The parade of celebrities he befriends — and takes snaps with — is bizarre, including just about everyone from Elvis to Gwen Stefani. (He’s truly the Where’s Waldo of rock.) And though the film never gives a proper list, it’s obvious he’s broken more bands than anyone at KROQ — and maybe anyone in L.A. radio history. Some early KROQ DJs might quibble, but the official story is that Rodney was the first to break the Sex Pistols, Ramones, the Runaways, Generation X, the Go-Go’s, X, the Clash, Black Flag, Blur, Nirvana — on and on and on, right through to Coldplay and the Strokes. At a station that made its name taking risks, Rodney took the most.

...and Andy But the film is not just a biography. It also describes the cultural moment that produced Bingenheimer: that chaotic window between the late ’60s and early ’80s when rock culture, and rock radio, were being reinvented — first by hippies, then punk rockers (who weren’t too different philosophically, it turned out). The film features old footage of kids hanging out on the Strip — back when broke teens could still live in West Hollywood as non-hookers. It’s amazing: In these shots, young people are actually walking down Sunset during the day, waiting for the bus, talking, whatever. The light has a golden quality. The storefronts look humble, the clothes inexpensive. Everyone’s smiling. It’s a glimpse of Hollywood street life — and rock & roll culture — before money took over.

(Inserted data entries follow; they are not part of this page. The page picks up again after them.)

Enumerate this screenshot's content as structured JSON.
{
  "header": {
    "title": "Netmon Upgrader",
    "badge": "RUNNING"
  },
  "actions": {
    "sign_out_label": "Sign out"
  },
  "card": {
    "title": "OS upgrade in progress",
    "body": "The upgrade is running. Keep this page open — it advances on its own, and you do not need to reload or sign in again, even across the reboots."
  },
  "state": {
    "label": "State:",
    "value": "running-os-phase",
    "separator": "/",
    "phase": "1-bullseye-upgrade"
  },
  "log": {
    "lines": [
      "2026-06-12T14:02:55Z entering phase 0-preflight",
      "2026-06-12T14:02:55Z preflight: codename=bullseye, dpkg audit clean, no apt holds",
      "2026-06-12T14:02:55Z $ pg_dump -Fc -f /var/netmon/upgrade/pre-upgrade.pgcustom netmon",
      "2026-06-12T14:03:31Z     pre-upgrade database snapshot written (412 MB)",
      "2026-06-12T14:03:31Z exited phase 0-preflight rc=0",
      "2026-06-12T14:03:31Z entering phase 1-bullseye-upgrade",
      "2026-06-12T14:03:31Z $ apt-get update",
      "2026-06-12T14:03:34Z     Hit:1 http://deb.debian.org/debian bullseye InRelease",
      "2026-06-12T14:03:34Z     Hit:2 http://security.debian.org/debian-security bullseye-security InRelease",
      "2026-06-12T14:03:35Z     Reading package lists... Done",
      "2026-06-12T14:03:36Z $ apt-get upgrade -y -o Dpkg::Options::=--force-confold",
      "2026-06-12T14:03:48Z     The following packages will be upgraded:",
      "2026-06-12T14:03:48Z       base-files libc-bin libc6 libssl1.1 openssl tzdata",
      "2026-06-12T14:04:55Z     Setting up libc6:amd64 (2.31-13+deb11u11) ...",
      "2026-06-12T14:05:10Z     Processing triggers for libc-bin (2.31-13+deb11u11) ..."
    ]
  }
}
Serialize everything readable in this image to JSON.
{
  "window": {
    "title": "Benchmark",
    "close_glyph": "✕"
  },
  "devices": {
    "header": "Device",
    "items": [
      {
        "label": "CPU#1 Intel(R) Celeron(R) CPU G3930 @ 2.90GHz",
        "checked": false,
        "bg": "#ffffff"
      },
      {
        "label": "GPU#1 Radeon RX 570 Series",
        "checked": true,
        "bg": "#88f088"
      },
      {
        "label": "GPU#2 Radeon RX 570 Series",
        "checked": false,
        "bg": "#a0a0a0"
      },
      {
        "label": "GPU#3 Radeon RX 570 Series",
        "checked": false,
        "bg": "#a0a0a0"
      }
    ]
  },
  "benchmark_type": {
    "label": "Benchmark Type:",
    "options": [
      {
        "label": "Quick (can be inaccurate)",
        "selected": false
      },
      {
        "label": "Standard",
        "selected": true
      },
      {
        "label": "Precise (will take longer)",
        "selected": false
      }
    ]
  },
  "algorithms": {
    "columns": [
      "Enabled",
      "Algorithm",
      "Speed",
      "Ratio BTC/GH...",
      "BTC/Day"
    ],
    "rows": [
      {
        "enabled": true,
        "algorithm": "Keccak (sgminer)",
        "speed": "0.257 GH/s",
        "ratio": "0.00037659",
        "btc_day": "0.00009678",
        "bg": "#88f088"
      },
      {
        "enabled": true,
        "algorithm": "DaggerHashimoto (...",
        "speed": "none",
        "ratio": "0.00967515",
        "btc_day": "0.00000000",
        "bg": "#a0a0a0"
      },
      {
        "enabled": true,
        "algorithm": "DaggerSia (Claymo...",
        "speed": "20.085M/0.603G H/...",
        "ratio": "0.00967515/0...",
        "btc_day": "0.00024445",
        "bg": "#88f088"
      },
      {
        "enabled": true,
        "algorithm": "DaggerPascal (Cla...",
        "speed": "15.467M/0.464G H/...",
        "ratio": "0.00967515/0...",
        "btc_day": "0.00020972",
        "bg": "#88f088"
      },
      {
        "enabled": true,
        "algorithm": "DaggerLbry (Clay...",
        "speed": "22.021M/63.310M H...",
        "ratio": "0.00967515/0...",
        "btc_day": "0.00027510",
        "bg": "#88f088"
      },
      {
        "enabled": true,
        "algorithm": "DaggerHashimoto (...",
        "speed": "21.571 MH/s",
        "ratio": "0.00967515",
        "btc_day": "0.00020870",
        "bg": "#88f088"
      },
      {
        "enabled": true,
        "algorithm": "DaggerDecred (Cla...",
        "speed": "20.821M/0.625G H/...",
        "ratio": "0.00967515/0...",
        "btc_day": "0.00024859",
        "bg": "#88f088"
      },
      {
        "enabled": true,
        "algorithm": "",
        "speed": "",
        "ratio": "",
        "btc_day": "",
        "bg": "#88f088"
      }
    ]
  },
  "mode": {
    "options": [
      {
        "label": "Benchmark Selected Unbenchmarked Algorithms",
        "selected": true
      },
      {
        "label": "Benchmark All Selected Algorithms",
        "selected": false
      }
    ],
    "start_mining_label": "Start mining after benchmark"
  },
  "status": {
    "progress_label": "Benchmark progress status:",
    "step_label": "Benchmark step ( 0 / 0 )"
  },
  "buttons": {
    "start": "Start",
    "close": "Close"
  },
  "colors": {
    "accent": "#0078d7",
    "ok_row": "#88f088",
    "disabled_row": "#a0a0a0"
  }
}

The vibe is reminiscent of Almost Famous, except that it’s real. In fact, the mantra of that film’s groupie heroine, Penny Lane, was stolen from Rodney. “It’s All Happening!” was the name of Rodney’s nightlife column in Go magazine (it’s now the name of his Web site). “Cameron Crowe used to go to my club,” Rodney says a little proudly, referring to his short-lived glam-rock hangout, Rodney Bingenheimer’s English Disco. “He took a lot of lines from me for Almost Famous, and he admitted it.”